The high snow levels are causing more animals to come into the Hailey area than usual, reported The Times-News.
It took a lot of coaxing, but Blaine County sheriff’s deputies and wildlife officials were able to get the confused elk cow out of the basement.
“It took us about 2 ½ hours, but we got her out uninjured,” said Fish and Game Senior Conservation Officer Alex Head in a statement. “The basement will need a good, deep cleaning, but we are glad it worked out as well as it did.”
Head said the elk fell in a basement window well and crashed through the window. Officers used mattresses as shields and prodded the elk toward the stairs.

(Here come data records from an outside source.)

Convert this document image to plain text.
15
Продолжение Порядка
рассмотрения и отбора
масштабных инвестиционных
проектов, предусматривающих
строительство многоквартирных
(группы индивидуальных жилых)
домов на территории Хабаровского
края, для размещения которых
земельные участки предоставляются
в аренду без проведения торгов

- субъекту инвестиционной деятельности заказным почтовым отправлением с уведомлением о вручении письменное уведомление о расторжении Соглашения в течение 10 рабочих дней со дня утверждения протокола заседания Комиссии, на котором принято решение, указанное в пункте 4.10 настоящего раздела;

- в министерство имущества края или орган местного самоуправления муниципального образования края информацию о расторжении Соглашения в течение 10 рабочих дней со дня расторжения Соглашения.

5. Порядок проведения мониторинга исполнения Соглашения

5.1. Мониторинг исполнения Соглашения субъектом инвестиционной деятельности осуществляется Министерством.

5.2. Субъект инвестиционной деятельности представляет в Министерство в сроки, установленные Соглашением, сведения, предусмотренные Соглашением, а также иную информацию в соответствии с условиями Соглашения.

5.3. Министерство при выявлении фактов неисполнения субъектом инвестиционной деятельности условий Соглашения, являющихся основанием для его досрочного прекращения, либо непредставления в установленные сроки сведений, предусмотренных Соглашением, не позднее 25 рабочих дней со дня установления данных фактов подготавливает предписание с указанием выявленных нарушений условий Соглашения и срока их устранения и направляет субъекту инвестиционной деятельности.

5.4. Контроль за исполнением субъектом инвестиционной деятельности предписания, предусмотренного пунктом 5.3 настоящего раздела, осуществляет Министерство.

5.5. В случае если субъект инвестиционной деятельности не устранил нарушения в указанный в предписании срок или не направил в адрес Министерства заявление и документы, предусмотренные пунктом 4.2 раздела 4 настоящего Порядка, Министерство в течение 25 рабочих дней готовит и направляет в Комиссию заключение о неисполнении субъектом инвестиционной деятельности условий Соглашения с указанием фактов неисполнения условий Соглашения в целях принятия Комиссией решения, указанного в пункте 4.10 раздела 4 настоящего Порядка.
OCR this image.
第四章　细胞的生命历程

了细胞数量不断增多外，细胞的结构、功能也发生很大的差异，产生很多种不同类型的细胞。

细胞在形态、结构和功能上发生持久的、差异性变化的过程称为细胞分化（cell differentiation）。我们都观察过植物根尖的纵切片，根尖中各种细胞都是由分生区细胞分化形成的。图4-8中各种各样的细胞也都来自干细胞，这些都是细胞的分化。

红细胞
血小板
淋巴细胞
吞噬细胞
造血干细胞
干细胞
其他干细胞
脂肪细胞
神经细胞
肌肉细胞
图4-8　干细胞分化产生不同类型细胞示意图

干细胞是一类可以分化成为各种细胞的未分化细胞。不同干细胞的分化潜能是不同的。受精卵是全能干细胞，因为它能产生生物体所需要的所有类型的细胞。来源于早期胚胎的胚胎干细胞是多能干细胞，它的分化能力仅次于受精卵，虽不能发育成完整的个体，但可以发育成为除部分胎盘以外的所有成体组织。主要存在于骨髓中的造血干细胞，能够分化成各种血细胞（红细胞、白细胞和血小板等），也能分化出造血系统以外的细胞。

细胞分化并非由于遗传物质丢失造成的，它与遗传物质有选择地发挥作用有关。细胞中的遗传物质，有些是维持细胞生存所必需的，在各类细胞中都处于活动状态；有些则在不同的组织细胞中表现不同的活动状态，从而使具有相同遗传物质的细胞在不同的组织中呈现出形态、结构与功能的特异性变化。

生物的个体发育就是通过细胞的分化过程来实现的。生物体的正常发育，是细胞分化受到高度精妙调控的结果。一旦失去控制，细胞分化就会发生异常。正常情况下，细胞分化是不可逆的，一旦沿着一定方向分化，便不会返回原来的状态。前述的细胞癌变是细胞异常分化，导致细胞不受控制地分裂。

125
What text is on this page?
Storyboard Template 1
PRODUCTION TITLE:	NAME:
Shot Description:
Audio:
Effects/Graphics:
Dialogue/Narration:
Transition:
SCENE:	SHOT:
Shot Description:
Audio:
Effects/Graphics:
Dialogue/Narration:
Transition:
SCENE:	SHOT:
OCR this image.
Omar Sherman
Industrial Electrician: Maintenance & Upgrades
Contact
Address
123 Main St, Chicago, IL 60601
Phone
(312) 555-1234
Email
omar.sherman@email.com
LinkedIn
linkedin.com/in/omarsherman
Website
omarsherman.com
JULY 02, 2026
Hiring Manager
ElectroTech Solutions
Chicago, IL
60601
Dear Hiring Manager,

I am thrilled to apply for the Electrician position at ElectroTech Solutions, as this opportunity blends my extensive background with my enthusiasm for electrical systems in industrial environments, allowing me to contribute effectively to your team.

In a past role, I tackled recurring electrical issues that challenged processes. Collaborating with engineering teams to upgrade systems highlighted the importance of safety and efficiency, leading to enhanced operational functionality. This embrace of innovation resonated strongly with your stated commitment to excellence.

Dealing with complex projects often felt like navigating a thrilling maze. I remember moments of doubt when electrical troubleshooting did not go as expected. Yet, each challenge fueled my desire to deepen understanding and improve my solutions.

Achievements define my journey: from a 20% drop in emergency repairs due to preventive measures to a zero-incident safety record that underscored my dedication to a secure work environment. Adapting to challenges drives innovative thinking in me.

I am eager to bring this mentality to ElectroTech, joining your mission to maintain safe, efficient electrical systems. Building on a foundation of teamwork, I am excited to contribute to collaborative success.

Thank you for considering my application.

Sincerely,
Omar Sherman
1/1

“They finally get her cornered and moving in the right direction,” Hatch said. “She ran up the stairway and out the door.”
Just hours before the Hailey homeowner discovered the animal, 10 elk found their way into the Hailey Cemetery and died from eating the toxic Japanese yew. Idaho Fish and Game officers disposed of the carcasses and city maintenance workers began removing the plant from cemetery grounds.
Hatch said there have also been several vehicle versus animal crashes in recent weeks. Elk often survive the initial crash but die later from internal injuries, he said, urging drivers to be cautious at dusk and dawn.